News

IP Wireless goes for Orange trial of mobile TV in the UK

by Guy J Kewney | posted on 16 February 2006


IPWireless and Orange moved into mobile TV today, announcing that Orange would be "the first UMTS operator in the world to trial TDtv" - a technology which is being sold as a way of upgrading a 3G network to cope with high bandwidth streaming for lower cost than HSDPA.

Streaming is an application which requires backbone bandwidth, not low latency, and is therefore seen as IPWireless's best chance of beating Qualcomm's new subsidiary, Flarion, into the next generation upgrade cycle. Flarion's fast-response Flash-OFDM technology would probably offer nothing to TV viewers, and might well be power-hungry, said one observer today.

The official Orange statement said: "This news builds upon two partnership announcements IPWireless made last week with mobile content provider MobiTV  and Vidiator, a mobile multimedia streaming company, to develop next-generation mobile TV delivery solutions."

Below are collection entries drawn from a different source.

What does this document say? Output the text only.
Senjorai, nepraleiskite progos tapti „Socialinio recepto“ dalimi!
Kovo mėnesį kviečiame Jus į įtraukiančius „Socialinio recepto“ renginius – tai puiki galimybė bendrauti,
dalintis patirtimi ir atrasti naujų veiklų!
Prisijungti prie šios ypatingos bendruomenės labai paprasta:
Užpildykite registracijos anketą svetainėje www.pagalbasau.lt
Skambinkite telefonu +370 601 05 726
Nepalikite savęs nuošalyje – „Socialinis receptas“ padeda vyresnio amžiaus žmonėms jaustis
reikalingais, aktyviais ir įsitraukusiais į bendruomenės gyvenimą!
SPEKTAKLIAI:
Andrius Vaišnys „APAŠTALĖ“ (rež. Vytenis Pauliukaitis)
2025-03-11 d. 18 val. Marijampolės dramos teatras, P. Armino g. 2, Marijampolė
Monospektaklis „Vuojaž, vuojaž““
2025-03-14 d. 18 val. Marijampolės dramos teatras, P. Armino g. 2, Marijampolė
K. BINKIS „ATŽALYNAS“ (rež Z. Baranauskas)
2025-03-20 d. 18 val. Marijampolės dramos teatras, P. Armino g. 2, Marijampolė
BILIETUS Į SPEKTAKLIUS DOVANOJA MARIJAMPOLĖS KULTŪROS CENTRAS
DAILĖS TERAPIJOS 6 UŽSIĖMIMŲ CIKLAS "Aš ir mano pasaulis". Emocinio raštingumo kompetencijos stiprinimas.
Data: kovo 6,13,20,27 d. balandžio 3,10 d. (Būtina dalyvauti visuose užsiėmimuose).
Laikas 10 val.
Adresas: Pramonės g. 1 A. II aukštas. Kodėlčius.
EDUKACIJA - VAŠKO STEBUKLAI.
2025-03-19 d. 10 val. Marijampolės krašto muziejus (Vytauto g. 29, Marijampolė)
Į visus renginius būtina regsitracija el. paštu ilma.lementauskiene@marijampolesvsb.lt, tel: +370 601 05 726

Orange will launch this technical trial in the UK in its unpaired 3G spectrum, starting mid-2006.

Executives at RF specialist, Sequoia, said that the choice of IP Wireless's TD-CDMA technology was power-efficient. "Any sort of OFDM coding is power hungry. Wideband CDMA is power hungry, but OFDM is like WCDMA on steroids," commented CEO David Shepard at 3GSM's exhibition hall at 3GSM today.

Shephard was rolling out his new multi-mode RF product, a WEDGE RF transceiver today, which scores a breakthrough in power consumption standards for WCDMA handsets by going non-linear, using Polar technology.

"Flarion may well be ideal for PC cards, wanting high speed wireless broadband," said Shepard, "but for now, it won't be right for handsets."

Orange trials in the UK do not presage an official product launch any time soon, said insiders this week. "It could be at least two or three years, before we're ready to translate the results of our tests into a consumer offering," said one executive. "But we do think it looks promising, which is why we're doing the trials."